Frequent starts of such systems, utilizing the controlled start transmission gear reducer, generates heat in the clutch disk at the output shaft end of the reducer. Cooling of the clutch disk during the operation of the gear reducer is thus very desirable, if not required.
Controlled start transmission gear reducers, as manufactured by The Dodge Division of Reliance Electric Company, Greenville, S. C. include the input shaft located in either the three o'clock position or the nine o'clock position on the input end of the gear reducer. Moreover, such gear reducers are convertible from one position to the other in the field. In either position, the gear reducer must be able to operate in either the clockwise or the counter-clockwise direction. Such requirements dictate a cooling system that is capable of cooling the clutch disk regardless of position the input shaft and regardless of rotational direction of the input shaft.
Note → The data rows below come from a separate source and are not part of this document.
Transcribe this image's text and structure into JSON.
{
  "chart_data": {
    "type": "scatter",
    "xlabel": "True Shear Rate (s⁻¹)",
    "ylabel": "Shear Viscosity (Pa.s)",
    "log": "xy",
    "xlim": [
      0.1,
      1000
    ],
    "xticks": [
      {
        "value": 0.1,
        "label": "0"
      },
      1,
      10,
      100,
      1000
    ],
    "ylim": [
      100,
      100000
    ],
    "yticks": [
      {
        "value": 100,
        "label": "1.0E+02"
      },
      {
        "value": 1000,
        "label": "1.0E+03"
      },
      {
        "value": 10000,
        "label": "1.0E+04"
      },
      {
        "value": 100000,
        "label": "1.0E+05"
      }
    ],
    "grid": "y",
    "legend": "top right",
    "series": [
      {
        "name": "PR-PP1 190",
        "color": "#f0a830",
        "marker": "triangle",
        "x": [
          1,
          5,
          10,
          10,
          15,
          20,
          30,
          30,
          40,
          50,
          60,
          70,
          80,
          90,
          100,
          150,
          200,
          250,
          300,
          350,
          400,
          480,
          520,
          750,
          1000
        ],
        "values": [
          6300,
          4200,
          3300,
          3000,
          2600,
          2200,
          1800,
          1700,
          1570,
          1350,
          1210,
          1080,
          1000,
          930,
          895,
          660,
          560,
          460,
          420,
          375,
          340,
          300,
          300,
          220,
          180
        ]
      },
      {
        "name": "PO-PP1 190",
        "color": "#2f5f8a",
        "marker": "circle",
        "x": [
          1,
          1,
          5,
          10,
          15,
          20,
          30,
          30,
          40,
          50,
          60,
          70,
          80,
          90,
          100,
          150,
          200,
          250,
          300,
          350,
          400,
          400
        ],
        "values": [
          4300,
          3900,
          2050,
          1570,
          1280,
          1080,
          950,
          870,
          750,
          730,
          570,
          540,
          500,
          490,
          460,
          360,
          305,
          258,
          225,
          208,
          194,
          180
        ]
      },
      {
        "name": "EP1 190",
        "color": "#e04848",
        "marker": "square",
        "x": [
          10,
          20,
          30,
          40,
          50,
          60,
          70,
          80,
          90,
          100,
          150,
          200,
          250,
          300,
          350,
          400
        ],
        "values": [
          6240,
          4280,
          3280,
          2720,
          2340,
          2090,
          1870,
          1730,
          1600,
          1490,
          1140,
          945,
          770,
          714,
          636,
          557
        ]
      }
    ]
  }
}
Conventionally, the gear reducers as noted above, as well as other drive apparatus have utilized an enclosure through which cooling air passed. When, however, fan location or rotational direction is changed, a general decrease in air flow efficiency is present for prior enclosures or shrouds were generally designed with one particular air flow pattern in mind. The present invention overcomes the inefficiencies of prior devices and is equally efficient, regardless of location of the fan or direction of fan rotation.